Even some of the people in the lircle who received the message probably didn't understand all of it. For example, former co-workers Stephanie and Lisa probably don't have any idea what a "G number" is, since it's an internal thing that was introduced at my company long after they left. However, since both Stephanie and Lisa previously worked for a large multinational corporation, they can probably guess what a G number is. Large multinational corporations like to set up things like G numbers.

But even if the people in the lircle don't know what a G number is, they certainly understand why I'd write the parenthetical statement that I did. And, since I'm now publicly blogging about this message, the U.S. Federal Communications Commission obligates me to let you in on the secret also. Disclosure time:

[DISCLOSURE: 3M IS A COMPETITOR OF MY EMPLOYER.]

(Note to self: Some time I have to write about co-opetition. NEC and MorphoTrak use of Post-it notes is just the tip of the iceberg here.)

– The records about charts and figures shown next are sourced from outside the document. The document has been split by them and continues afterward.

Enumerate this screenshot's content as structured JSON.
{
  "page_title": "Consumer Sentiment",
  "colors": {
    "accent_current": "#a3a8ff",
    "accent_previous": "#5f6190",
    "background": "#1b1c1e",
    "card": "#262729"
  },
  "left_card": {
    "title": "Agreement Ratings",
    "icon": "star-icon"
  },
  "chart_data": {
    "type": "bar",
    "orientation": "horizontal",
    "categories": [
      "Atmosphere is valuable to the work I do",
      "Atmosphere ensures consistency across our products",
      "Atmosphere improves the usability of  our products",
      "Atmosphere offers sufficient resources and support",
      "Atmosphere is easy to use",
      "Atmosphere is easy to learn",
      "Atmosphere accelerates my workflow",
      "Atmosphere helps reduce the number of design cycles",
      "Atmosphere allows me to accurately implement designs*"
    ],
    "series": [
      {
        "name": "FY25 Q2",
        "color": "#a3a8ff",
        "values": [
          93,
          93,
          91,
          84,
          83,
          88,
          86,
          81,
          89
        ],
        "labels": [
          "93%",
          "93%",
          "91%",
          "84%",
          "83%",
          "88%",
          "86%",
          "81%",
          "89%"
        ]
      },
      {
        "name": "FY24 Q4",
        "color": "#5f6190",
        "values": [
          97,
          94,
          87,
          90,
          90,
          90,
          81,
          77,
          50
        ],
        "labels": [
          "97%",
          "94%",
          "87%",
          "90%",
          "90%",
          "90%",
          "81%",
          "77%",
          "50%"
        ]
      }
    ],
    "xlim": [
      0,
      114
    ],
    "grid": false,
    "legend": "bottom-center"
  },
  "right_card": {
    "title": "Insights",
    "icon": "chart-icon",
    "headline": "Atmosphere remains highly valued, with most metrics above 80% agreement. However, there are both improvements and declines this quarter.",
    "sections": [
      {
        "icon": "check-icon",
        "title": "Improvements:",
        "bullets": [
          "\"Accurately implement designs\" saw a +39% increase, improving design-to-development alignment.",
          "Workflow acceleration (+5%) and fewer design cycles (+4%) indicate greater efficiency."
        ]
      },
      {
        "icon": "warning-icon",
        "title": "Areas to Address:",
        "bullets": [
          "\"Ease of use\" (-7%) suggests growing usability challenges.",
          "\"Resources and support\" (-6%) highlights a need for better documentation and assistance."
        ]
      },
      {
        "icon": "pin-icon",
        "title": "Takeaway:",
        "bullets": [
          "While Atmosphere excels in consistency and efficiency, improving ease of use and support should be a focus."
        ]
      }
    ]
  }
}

Now most of you who just finished reading the last few paragraphs are probably bored to tears. And I can assure you that if that particular item had been posted publicly, instead of to a limited lircle, most of the people who received the message would also have been bored to tears.

See how lircles can reduce noise?

You're welcome.

P.S. No, I'm not going to tell you my G number. It's...um, private. Unless Post-it notes have super-secret RFID technology that beams their contents to Pasadena. Which could be dangerous, because that same Post-it note that includes my G number also includes some Starfleet Commander coordinates.